Build the circuit you designed
Using the Multisim schematic capture program, enter the circuit that you designed in the pre-lab. Below
are some items to help you define certain elements of your circuit.
• The 555 timer chip is in the Mixed group, TIMER family. Choose LM555CN.
• The 1kΩ potentiometer is in the Basic group, POTENTIOMETER family.
Note: The wiper, the little arrow, on the pot needs to look exactly like the one in the schematic in
Figure 1. Be sure to only flip it horizontally. Do not rotate it.
Simulating your design
The goals:
• Simulate your design at 0 Ω, 300 Ω, 600 Ω and 1k Ω using both the transient analysis feature and the
occiloscope (o-scope for short).
Note: When you set the slider to 0% or 0 Ω, the 555 timer’s DIS and TRI pins are shorted together,
causing the output to stop oscillating. To get around this, adjust the potentiometer value to be close to
0%. Be sure to compute the theoretical output frequency for whatever R2 value you choose when you
do your percent difference.
• Capture two signals, the 555 output and VC2 .

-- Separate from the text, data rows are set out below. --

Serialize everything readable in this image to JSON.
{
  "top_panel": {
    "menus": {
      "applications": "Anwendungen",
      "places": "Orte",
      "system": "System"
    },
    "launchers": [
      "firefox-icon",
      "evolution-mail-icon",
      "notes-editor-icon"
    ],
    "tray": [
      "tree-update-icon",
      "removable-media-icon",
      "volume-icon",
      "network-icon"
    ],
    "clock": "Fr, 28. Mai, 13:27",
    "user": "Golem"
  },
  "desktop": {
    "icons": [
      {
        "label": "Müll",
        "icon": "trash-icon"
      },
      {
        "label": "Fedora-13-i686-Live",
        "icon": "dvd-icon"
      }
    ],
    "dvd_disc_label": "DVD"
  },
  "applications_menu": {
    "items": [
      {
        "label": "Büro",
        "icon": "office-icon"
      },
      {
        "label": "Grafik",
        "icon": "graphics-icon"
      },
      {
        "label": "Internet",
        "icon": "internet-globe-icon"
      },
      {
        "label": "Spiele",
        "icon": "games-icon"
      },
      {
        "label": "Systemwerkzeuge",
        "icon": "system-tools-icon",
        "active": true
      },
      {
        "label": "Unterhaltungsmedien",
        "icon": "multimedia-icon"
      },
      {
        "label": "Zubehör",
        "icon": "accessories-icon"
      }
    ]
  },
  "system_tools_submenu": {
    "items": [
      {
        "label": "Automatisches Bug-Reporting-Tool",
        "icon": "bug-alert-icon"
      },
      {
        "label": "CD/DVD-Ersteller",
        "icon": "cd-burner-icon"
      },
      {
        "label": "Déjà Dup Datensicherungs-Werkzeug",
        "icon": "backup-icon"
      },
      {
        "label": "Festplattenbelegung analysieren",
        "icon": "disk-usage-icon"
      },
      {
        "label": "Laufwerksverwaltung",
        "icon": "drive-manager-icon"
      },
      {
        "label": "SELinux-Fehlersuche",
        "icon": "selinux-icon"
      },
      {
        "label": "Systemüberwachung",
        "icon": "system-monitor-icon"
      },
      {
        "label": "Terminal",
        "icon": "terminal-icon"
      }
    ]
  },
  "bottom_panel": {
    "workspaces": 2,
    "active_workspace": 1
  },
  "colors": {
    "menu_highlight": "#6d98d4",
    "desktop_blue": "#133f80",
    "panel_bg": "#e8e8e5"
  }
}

• Adjust the simulation output to suit our needs.
• Sketch each simulated waveform accurately and in detail in your lab book.
• Measure the period of the waveform, calculate the frequency and compare that to the theoretical
frequency in your prelab.
Hint: Compare means doing a percent difference.
Hint: Not sure what a period is or how to calculate the frequency from it? Google ”period of waveform”.
Transient Analysis
• Since the transient analysis only measures net voltages, you must create a net (node voltage) to
measure. Connect a 1k Ω resistor from the 555 timer output pin to ground.
Note: For better accuracy, check the ”Maximum time step (TMAX)” box and ”1e-005” will appear in
the box next to it. This manually sets the time step for sampling. The smaller the step, the higher
number of samples taken and the better the accuracy.
• Adjust the TSTART and TSTOP times so that 5-10 cycles of the waveforms are captured. Be sure
not to include the first cycles, as the output can take a few cycles to stabilize. Next drag a selection
box around 1-2 cycles. The goal is to adjust the plot to appear similar to the one in Figure 2. Once
you are happy with the plot on the screen, sketch it accurately and in detail.
• Use the cursors to measure the period.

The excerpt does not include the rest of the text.